Di AS, kebebasan berbicara lebih dari sekadar hak konstitusional. Kebebasan berbicara sangat kuat dan berdampak pada kehidupan sehari-hari. Kebebasan berbicara memungkinkan orang berbagi ulasan, mendorong perusahaan untuk menjadi lebih baik. Kebebasan berbicara memungkinkan karyawan untuk berbicara tentang kondisi kerja, yang mengarah pada tempat kerja yang lebih aman dan adil. Pengusaha dapat secara terbuka mempromosikan ide-ide mereka, memicu persaingan dan mendorong pertumbuhan ekonomi.

Ketika kita kehilangan dialog terbuka, kita kehilangan lebih dari sekadar kata-kata—kita kehilangan kemampuan untuk menantang praktik yang tidak adil dan mendorong perubahan.

Sensasionalisme media menjebak kita dalam ruang gema, menenggelamkan pendapat yang berbeda dan membungkam perdebatan. Kontrol pemerintah dan perusahaan atas informasi membelokkan pilihan kita, memengaruhi segala hal mulai dari pembelian hingga suara kita.

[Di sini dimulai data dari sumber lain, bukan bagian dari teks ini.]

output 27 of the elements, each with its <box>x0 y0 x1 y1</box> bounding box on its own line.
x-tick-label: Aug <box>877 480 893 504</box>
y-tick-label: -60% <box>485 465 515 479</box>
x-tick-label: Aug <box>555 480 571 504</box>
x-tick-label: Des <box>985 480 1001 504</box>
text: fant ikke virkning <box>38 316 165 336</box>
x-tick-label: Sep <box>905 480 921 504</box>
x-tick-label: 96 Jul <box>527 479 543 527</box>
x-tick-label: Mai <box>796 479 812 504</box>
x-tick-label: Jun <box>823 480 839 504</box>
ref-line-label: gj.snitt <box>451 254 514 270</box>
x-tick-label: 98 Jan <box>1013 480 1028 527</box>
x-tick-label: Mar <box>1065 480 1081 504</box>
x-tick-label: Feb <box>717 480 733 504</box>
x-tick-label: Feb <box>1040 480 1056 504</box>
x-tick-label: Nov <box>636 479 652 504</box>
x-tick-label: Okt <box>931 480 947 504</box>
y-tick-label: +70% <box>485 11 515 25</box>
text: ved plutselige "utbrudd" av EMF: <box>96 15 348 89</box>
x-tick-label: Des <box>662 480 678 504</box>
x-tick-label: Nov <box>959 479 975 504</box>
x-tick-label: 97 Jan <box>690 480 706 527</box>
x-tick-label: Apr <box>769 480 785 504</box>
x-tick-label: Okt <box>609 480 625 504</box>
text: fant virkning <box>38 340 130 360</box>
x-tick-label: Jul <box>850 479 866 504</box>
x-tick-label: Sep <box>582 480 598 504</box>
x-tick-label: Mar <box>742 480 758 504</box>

Melindungi kebebasan berbicara bukan hanya tentang cita-cita agung—tetapi tentang memastikan bahwa setiap orang memiliki kekuatan untuk mempertanyakan status quo, menuntut perbaikan, dan membentuk masa depan mereka sendiri.

Tanpa kebebasan berbicara, orang kehilangan kemampuan untuk memengaruhi kehidupan, komunitas, dan masa depan bangsa mereka. Dengan menjunjung tinggi kebebasan berbicara dan membela kebebasan, kita memberdayakan setiap orang untuk membuat perubahan yang berarti di dunia.

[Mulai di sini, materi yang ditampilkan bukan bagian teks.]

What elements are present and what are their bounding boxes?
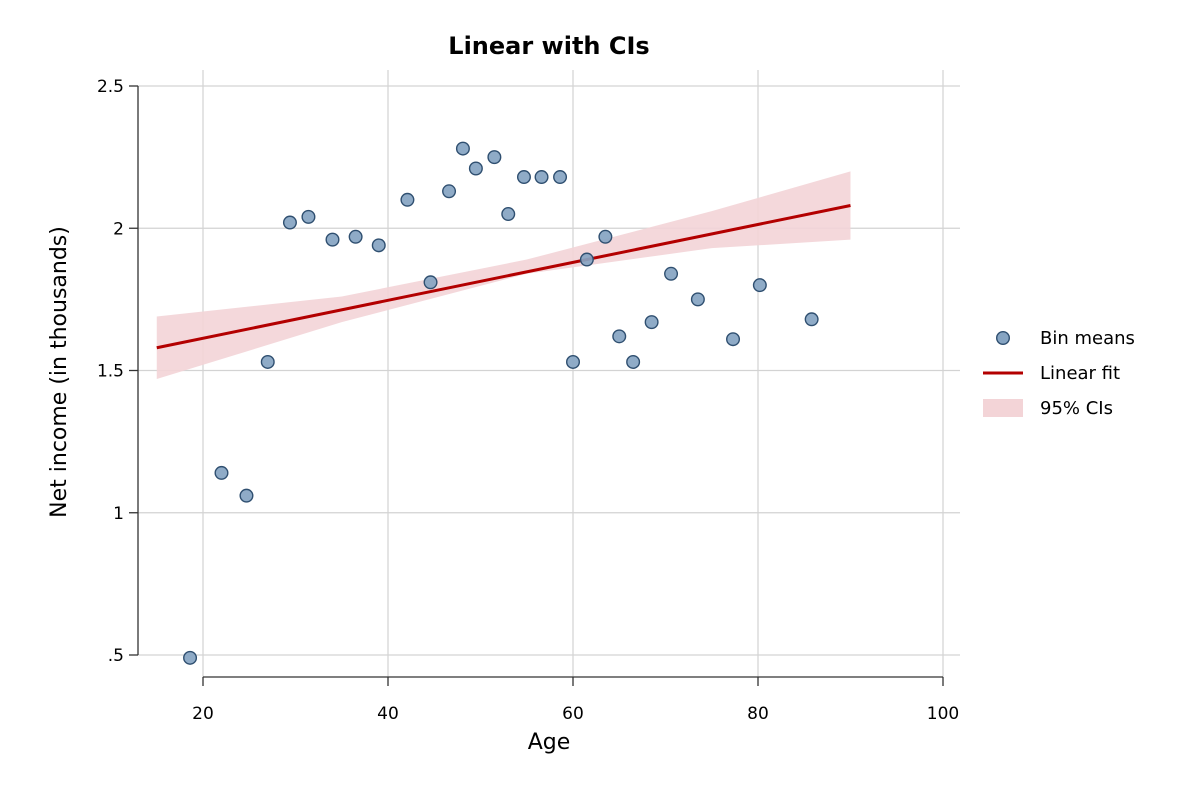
data-point xyxy=(626,354,641,369)
legend-label: 95% CIs xyxy=(1040,398,1113,419)
data-point xyxy=(487,150,502,165)
x-tick-label: 40 xyxy=(377,704,399,724)
data-point xyxy=(516,170,531,185)
linear-fit-line xyxy=(156,204,851,350)
x-tick-label: 100 xyxy=(927,704,959,724)
data-point xyxy=(260,354,275,369)
data-point xyxy=(423,275,438,290)
data-point xyxy=(239,488,254,503)
data-point xyxy=(301,209,316,224)
x-tick-label: 20 xyxy=(192,704,214,724)
data-point xyxy=(468,161,483,176)
data-point xyxy=(726,332,741,347)
data-point xyxy=(371,238,386,253)
data-point xyxy=(400,192,415,207)
legend-label: Linear fit xyxy=(1040,363,1120,384)
x-axis-label: Age xyxy=(528,730,571,755)
tick-labels: 20 40 60 80 100 .5 1 1.5 2 2.5 xyxy=(97,77,959,724)
legend-marker-icon xyxy=(996,331,1011,346)
data-point xyxy=(598,229,613,244)
grid xyxy=(138,70,960,677)
data-point xyxy=(325,232,340,247)
data-point xyxy=(644,315,659,330)
data-point xyxy=(612,329,627,344)
y-tick-label: 1 xyxy=(113,504,124,524)
y-tick-label: 2.5 xyxy=(97,77,124,97)
data-point xyxy=(553,170,568,185)
x-tick-label: 60 xyxy=(562,704,584,724)
data-point xyxy=(501,207,516,222)
data-point xyxy=(282,215,297,230)
legend: Bin means Linear fit 95% CIs xyxy=(983,328,1135,419)
data-point xyxy=(690,292,705,307)
y-tick-label: .5 xyxy=(108,646,124,666)
data-point xyxy=(804,312,819,327)
data-point xyxy=(183,650,198,665)
data-point xyxy=(348,229,363,244)
fit-line-layer xyxy=(156,204,851,350)
data-point xyxy=(566,354,581,369)
x-tick-label: 80 xyxy=(747,704,769,724)
chart-title: Linear with CIs xyxy=(448,32,649,60)
legend-band-icon xyxy=(983,399,1023,417)
y-tick-label: 1.5 xyxy=(97,362,124,382)
y-tick-label: 2 xyxy=(113,219,124,239)
data-point xyxy=(534,170,549,185)
data-point xyxy=(752,278,767,293)
data-point xyxy=(579,252,594,267)
y-axis-label: Net income (in thousands) xyxy=(47,226,72,518)
axes xyxy=(129,85,944,686)
data-point xyxy=(214,465,229,480)
legend-label: Bin means xyxy=(1040,328,1135,349)
data-point xyxy=(455,141,470,156)
data-point xyxy=(442,184,457,199)
data-point xyxy=(664,266,679,281)
points-layer xyxy=(183,141,819,665)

Perjuangan untuk kebebasan berbicara adalah perjuangan sehari-hari bagi kita semua. Jika kita tidak segera menghubungkan titik-titiknya, maka kita akan segera kehilangan keberagaman suara yang mendorong kemajuan, inovasi, dan akuntabilitas.

Sederhananya, di antara banyak hal lainnya, kebebasan berbicara memungkinkan saya menulis artikel ini.

Lebih banyak komentar yang wajib dibaca yang diterbitkan oleh Harta benda:

Pendapat yang diungkapkan dalam artikel komentar Fortune.com sepenuhnya merupakan pandangan penulisnya dan tidak mencerminkan pendapat dan keyakinan penulisnya. Harta benda.